Now that all the holiday cheer is behind us, I’m back to the reality that I still have cancer treatments to deal with. After going through the recommended and challenging round of external beam radiation, I am waiting for information on getting what’s known as brachytherapy, or radiation placed inside the body.
(More on that: I may not actually have any more cancer cells to be dealt with, the brachytherapy treatment is more like a “just in case” scenario. As my radiation oncologist explained it, if those rogue cells still exist, they can go off and cause trouble somewhere else, so the doctors (and I) want to be darn sure they got all of them.)
If you’ve read my other Substacks on this cancer eradicating process, you know that it has been a mishmash of miscommunication and delays, to the point where another organization had to come in to try and clarify my treatment plan. Now that organization has become impossible to reach, at least for the past week, and no one is returning my calls asking for information. (Update! We’re back in touch….)
The last I heard, about a week before Christmas, was that I would be treated at a hospital in Irvine, which is about thirty miles south of where I live. After that came radio silence, and no amount of calling and leaving messages changed that.
My radiation oncologist emphasized from our first meeting that uninterrupted treatment was key to getting rid of this cancer, but so far, that’s about all I’ve had: interrupted treatment. Now she is unreachable (the office phone system hangs up on me, and if I leave messages on her direct line, they go unanswered).
I was given a prescription for the antidepressant Lexapro when the external beam radiation messed with my hormones, producing an uncontrollable sadness. I cried my way through the day, with the future looking black and hopeless. This drug was successful in waylaying those feelings of hopelessness, and I was back to my cheerful, upbeat self within a week. However, the prescription is about to run out. To renew it, I must see a psychiatrist.
This sounds simple, but it is anything but. I called the psychiatric clinic approved by my insurance, only to find they were no longer working with my medical group; the contract had ended. They told me who the new provider was, but when I called that group, they also said they had no relationship with my medical group.

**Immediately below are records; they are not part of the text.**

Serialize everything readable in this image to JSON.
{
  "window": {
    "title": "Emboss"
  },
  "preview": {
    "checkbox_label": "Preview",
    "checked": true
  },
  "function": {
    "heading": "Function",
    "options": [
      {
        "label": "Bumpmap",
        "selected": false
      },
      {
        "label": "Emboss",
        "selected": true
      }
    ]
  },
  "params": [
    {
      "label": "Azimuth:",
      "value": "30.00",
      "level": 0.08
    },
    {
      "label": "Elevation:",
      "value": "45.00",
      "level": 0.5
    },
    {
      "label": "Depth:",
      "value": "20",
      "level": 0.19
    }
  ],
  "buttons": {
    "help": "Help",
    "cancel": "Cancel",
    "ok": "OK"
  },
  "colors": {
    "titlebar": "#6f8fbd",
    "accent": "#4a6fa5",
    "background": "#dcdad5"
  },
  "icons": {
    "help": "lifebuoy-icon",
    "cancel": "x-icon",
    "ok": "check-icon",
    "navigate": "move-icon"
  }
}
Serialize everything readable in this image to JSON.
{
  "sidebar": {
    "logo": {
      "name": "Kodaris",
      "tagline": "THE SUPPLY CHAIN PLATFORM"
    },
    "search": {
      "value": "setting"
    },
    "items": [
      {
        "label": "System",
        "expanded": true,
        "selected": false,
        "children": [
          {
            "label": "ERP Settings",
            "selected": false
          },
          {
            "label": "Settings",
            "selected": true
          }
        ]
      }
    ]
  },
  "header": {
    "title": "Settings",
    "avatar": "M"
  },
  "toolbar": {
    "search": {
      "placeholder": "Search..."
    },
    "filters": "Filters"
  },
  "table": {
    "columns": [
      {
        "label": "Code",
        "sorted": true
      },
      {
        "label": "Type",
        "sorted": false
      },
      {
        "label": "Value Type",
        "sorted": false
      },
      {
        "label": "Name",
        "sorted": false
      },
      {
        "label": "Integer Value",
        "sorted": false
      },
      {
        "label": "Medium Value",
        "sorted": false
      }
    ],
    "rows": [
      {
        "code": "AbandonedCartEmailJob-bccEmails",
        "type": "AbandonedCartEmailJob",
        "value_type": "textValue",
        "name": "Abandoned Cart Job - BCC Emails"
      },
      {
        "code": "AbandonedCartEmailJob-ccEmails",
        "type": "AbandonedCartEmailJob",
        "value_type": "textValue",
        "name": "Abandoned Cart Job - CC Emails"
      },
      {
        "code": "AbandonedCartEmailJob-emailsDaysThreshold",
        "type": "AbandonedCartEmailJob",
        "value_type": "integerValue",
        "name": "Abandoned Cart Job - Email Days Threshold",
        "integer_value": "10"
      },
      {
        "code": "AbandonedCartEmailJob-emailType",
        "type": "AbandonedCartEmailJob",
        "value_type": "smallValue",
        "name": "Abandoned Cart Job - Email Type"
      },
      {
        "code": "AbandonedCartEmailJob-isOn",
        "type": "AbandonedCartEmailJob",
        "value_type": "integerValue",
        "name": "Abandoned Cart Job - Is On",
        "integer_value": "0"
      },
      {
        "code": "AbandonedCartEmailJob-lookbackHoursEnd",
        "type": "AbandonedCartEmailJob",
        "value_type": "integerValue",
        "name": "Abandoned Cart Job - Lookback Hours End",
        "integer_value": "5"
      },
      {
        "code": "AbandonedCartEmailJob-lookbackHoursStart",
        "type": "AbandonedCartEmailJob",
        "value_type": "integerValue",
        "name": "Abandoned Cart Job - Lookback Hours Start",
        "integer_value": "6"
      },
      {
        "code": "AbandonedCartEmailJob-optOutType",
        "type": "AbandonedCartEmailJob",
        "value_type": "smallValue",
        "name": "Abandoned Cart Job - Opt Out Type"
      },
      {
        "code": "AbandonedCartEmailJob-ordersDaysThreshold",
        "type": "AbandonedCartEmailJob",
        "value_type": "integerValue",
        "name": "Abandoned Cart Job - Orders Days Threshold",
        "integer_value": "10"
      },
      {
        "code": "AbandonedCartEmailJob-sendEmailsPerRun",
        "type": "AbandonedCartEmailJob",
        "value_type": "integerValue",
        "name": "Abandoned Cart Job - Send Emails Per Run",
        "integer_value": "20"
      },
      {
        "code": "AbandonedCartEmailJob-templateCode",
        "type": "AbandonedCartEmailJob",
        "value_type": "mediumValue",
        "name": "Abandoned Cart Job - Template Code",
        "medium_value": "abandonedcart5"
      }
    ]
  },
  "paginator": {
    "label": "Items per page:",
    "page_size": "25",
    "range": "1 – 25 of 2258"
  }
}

It’s possible I may not need the Lexapro any more, but it would be good to have some on hand, just in case. If and when I begin the brachytherapy treatment, I may again find myself in the hormonal muck and need an antidepressant to function.
When I spoke with someone I know who works in the medical industry, he told me that these medical groups all use different applications, so communication becomes difficult if not impossible. The simple act of sending a patient’s records is shut down by this kind of technical miscommunication.
So even though I’m surrounded by family and supporters like you, I’m feeling frustrated, alone, and somewhat helpless, at least temporarily, to proceed with the treatment I was told was essential for my continued health. I am aghast at the just plain disorder I have encountered from medical professionals throughout this process. The internet is full of articles talking about this problem, and if my experience is any indication, our health system in the U.S. is in a very unhealthy tangle that even the smartest people can’t seem to unravel.